How do you differentiate yourself from competitors like Aerie, ThirdLove, and Lively, who’ve already focused on body-positivity and empowerment?

“Our vision is to be the world’s leading advocate for women. We want to inspire women all over the world with products, experiences and platforms that uplift and champion them and their journey.

Our differentiation lies in our position and scale [as market leaders], and how we can leverage that on behalf of our consumers, and ultimately, our business and our stakeholders. There are not many brands in the world, let alone in our category, that could step up to that vision and actually have the potential to deliver on it.”

How do you respond to the criticism that this repositioning is too little, too late?

“It’s not too little, because this is just the beginning of a journey. We’re being very intentional about how we use our scale and show up for women, whether it’s through experiences, content, products or channels. Business is thriving. Our customer growth, less promotionality, healthy margin – these exceptional results are all indicators that it is certainly not too little, too late.”

What’s your biggest focus right now?

“I’m most focused on differentiating ourselves. We lost track of that, and were out of step with what women wanted from us. I’m trying to get to what our value proposition is, why women are making the choice to buy us, and what’s driving that. It’s not necessarily the price point or an individual product. It has to do with what’s going on in her life, and it could be occasion-based or even based on life stage.”

Are there aspects of your previous branding that you’re trying to distance yourself from and principles that you want the new brand to embody?

“I don’t think of it in terms of distancing ourselves from the past, as much as I think of it as leaning into the opportunity of the present and the future. Sexy is still core to our DNA, but women don’t want us to define sexy, they just want us to give them inspiration. The real challenge of the brand repositioning and what we’re trying to capture in the concept of the Collective is the multidimensionality of women.”

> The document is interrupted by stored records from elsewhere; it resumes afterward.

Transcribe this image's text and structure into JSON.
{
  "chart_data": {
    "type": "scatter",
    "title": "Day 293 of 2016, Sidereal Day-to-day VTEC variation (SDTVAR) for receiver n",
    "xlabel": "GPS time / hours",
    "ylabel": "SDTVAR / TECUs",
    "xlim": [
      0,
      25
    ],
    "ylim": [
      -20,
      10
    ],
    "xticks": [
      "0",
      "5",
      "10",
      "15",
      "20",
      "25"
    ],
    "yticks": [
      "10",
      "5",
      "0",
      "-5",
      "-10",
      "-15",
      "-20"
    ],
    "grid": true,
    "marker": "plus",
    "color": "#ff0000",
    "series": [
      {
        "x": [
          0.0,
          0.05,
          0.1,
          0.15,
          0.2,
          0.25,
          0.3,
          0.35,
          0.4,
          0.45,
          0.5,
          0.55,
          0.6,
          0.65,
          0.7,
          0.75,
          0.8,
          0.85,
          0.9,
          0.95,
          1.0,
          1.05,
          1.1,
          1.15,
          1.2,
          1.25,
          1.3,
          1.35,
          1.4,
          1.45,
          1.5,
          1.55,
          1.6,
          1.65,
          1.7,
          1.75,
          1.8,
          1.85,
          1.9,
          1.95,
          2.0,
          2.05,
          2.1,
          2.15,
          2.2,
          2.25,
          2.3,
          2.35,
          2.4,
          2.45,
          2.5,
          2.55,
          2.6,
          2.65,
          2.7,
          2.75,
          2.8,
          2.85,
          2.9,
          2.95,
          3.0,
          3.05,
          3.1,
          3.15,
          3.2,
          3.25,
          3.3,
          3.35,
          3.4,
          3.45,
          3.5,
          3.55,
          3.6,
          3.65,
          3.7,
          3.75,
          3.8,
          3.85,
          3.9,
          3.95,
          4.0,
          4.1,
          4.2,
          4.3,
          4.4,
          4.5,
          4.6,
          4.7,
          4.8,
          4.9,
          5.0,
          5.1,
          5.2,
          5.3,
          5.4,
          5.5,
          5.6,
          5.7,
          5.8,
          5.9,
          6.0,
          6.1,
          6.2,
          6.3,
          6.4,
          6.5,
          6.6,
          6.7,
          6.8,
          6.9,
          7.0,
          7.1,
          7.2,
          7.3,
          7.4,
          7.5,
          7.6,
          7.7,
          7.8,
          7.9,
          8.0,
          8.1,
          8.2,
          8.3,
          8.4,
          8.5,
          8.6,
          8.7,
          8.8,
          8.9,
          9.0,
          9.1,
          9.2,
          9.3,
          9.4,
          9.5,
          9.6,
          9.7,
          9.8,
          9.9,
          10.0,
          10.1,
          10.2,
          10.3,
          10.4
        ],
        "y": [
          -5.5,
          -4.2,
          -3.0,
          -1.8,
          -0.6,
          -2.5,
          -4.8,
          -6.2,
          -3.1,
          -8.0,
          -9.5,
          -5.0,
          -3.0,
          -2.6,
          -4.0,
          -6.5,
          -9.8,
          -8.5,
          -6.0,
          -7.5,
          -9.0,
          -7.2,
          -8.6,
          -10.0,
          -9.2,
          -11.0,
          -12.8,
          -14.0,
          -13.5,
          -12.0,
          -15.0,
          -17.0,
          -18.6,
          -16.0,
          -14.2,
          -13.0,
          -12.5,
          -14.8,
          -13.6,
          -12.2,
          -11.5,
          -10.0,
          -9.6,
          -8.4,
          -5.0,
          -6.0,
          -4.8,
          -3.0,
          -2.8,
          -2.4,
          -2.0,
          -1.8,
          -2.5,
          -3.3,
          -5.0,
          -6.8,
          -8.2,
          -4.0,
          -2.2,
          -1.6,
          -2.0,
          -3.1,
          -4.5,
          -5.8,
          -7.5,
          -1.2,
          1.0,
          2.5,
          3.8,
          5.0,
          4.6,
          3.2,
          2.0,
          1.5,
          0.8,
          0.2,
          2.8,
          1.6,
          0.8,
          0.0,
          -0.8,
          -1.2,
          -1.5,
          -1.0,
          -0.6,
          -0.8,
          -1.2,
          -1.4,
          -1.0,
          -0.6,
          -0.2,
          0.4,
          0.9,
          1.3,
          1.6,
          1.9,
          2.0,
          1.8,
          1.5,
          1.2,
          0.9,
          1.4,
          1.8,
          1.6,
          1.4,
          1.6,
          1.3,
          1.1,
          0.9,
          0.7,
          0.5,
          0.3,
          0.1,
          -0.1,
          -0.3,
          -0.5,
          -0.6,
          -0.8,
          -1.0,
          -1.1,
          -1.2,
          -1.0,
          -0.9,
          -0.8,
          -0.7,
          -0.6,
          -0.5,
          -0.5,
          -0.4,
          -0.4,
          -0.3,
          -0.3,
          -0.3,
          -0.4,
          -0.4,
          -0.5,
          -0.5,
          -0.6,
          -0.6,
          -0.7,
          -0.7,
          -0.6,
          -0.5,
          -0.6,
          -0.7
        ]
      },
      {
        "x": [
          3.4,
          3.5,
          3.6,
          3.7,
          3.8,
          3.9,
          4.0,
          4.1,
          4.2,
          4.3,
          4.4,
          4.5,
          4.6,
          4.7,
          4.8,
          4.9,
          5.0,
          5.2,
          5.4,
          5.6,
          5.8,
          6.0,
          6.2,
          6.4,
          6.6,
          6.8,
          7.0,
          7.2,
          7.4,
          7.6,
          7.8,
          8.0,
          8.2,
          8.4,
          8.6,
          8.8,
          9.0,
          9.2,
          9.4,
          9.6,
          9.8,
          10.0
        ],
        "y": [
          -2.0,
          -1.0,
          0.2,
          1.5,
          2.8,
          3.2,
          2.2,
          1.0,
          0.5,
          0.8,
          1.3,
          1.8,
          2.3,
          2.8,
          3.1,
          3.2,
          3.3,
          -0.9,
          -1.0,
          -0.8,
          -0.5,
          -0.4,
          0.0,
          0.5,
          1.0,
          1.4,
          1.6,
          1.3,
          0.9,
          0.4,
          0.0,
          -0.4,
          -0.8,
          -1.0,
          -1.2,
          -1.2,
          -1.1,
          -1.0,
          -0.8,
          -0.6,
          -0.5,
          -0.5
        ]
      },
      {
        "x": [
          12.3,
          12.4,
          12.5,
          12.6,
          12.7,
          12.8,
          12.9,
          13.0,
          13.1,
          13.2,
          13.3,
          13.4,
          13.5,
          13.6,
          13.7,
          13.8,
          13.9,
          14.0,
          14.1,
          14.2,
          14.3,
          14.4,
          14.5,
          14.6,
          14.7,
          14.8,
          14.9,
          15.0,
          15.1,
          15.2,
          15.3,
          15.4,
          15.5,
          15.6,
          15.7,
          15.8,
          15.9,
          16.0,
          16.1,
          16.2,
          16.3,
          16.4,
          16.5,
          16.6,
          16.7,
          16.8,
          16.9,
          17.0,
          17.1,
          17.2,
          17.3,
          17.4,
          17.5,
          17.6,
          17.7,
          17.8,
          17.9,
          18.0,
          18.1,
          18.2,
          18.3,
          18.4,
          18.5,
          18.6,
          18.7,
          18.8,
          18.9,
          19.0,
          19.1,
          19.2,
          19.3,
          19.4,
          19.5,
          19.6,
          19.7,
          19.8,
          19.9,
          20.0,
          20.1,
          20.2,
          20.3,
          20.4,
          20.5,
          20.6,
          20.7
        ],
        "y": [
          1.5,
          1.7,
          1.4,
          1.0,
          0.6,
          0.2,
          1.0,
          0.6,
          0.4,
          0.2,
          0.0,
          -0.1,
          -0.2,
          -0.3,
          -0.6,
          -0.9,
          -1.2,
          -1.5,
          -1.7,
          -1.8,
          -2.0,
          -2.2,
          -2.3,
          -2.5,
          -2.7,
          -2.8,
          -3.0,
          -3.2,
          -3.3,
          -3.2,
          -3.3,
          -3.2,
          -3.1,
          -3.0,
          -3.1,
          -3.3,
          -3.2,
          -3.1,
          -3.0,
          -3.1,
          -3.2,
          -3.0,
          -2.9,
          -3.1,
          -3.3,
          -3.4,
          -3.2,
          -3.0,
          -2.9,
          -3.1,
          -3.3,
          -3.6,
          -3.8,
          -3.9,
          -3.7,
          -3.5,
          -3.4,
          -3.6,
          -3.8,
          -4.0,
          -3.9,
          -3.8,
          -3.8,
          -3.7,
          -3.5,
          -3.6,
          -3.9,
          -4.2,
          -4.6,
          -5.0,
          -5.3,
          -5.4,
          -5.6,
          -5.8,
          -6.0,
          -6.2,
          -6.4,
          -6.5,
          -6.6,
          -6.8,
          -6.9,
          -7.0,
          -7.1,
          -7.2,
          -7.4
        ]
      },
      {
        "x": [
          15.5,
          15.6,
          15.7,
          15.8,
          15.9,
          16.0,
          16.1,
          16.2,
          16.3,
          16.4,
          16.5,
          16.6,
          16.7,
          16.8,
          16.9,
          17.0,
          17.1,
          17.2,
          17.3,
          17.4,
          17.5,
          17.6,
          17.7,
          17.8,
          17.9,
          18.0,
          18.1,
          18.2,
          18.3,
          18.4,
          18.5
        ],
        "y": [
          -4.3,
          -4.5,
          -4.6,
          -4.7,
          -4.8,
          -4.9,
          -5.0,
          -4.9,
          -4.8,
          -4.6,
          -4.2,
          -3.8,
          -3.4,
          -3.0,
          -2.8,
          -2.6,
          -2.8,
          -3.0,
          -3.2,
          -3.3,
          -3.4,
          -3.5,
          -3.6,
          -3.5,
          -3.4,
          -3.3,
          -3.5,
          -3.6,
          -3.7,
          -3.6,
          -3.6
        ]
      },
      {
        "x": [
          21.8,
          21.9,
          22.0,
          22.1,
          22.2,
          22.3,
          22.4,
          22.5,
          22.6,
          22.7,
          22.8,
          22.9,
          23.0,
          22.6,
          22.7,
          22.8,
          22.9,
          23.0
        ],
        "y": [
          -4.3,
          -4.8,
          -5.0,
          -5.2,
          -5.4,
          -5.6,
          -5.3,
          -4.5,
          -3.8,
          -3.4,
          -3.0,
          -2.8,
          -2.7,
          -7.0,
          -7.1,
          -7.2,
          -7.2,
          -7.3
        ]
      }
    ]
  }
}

What are the investments you’re making toward this repositioning?

“As CEO Martin Waters said, with us aspiring to a $7 billion brand, we’d be spending $350 million supporting that across a wide range of activities. But we will start to invest in digital media more than we have historically.”

“A big focus is on new customer acquisition, so we’re spending more in the middle- and upper-marketing funnels, because that will have a disproportionate impact on increasing demand. We haven’t been on OTT, legacy TV, out-of-home, or any of the broad reach channels that drive awareness for quite a while. Now, we’ll be ubiquitous.”